Pará State University
- Other name: UEPA
- Type: Public university
- Established: May 18, 1993
- President: Clay Anderson Nunes Chagas
- Vice-president: Ilma Pastana Ferreira
- Academic staff: 803
- Administrative staff: 1,120
- Students: 14,943
- Undergraduates: 14,721
- Postgraduates: 222
- Location: Belém (five campuses), Paragominas, Conceição do Araguaia, Marabá, Altamira, Igarapé-Açu, São Miguel do Guamá, Santarém, Tucuruí, Moju, Redenção, Barcarena, Vigia de Nazaré, Cametá, Salvaterra, and Castanhal, Pará, Brazil 1°25′54″S 48°29′16″W﻿ / ﻿1.4317°S 48.4879°W
- Website: Portal da UEPA

= Pará State University =

Public University in Pará, Brazil

Pará State University (Universidade do Estado do Pará, UEPA) is the only public university maintained by the state government of Pará, Brazil.
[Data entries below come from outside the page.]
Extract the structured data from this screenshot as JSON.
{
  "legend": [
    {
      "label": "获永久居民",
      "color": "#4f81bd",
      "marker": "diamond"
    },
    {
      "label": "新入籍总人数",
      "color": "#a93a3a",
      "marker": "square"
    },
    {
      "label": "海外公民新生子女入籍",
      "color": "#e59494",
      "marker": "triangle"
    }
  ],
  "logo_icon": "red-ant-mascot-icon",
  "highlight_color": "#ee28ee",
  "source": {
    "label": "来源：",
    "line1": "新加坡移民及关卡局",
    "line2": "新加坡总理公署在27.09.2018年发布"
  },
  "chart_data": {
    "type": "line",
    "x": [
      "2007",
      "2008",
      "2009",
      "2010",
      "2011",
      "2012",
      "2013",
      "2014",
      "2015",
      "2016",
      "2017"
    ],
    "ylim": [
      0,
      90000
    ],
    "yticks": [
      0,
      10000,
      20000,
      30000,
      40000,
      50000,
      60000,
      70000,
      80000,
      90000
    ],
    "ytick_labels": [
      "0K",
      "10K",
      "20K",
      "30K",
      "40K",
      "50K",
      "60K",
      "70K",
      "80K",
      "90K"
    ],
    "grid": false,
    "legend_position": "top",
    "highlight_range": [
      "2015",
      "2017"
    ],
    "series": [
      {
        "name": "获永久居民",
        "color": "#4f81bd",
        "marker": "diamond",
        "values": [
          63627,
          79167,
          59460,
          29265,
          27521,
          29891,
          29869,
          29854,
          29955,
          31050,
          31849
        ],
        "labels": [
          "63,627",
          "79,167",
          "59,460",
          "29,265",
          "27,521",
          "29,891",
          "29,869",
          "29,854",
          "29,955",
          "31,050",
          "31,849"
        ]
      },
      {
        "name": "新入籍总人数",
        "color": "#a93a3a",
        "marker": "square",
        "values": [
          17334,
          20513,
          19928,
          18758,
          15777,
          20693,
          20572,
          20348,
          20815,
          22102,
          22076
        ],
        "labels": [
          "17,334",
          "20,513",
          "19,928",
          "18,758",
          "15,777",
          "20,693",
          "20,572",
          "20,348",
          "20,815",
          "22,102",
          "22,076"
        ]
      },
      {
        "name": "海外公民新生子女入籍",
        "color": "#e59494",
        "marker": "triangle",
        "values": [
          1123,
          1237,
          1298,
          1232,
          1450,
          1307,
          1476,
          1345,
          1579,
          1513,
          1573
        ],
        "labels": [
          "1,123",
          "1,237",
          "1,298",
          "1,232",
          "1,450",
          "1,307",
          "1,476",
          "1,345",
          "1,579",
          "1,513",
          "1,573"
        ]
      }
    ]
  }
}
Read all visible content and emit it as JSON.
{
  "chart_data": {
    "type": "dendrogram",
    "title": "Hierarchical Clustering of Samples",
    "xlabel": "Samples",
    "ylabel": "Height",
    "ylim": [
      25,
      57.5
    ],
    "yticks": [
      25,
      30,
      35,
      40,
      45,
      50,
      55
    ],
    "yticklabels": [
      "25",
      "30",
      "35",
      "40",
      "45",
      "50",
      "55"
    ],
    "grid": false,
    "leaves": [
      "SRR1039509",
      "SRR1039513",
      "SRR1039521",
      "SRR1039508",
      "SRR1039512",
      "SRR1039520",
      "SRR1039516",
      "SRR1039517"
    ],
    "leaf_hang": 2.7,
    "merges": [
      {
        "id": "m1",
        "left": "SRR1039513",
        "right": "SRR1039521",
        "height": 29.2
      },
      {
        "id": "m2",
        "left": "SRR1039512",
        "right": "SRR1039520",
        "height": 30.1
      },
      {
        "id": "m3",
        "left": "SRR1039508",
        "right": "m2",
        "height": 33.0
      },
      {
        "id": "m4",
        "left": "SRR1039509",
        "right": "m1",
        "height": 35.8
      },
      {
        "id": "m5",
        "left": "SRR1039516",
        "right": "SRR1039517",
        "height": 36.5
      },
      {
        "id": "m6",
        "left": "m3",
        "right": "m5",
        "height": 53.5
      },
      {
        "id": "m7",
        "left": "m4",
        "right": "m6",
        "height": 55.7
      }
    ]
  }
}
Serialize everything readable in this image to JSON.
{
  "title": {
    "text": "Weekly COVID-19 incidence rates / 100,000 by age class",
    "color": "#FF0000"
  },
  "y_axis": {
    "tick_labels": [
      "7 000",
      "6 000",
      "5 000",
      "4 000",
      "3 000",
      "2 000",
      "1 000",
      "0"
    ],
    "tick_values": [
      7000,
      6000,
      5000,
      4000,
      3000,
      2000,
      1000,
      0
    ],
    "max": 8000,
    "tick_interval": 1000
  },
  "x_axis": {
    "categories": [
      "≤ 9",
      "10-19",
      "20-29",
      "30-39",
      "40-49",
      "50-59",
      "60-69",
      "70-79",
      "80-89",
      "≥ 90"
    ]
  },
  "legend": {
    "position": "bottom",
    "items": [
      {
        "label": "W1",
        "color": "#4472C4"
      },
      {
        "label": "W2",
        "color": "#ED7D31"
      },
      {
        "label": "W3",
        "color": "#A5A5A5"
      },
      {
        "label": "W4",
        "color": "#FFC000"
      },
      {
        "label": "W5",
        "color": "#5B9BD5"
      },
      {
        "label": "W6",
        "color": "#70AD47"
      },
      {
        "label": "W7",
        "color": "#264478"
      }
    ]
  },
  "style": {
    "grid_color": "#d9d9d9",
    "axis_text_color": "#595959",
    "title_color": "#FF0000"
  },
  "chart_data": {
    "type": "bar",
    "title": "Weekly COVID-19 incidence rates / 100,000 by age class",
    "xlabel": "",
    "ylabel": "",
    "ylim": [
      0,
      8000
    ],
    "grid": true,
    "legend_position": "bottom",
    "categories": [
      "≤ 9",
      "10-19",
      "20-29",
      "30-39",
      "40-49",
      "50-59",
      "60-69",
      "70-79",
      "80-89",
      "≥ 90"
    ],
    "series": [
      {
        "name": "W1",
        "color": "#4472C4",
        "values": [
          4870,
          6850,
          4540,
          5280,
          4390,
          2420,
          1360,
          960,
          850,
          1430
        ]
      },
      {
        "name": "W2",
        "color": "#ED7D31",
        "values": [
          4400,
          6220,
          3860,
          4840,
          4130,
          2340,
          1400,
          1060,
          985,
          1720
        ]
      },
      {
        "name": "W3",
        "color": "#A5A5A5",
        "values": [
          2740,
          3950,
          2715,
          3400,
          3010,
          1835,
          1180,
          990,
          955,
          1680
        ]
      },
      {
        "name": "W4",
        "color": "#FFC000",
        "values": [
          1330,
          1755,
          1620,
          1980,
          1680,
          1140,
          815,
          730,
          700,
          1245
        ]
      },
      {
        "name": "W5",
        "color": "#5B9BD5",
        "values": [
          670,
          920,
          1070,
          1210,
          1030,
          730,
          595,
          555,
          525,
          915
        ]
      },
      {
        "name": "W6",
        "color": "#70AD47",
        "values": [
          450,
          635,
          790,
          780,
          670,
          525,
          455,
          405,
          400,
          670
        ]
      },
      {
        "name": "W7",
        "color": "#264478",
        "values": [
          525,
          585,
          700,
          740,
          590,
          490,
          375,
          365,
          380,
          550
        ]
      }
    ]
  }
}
The university has over 14,000 students enrolled in its 57 courses, from which 23 are undergraduate and 34 are graduate programs. Those programs are offered across UEPA's 20 campuses in the cities of Belém (five campuses), Paragominas, Conceição do Araguaia, Marabá, Altamira, Igarapé-Açu, São Miguel do Guamá, Santarém, Tucuruí, Moju, Redenção, Barcarena, Vigia de Nazaré, Cametá, Salvaterra, and Castanhal.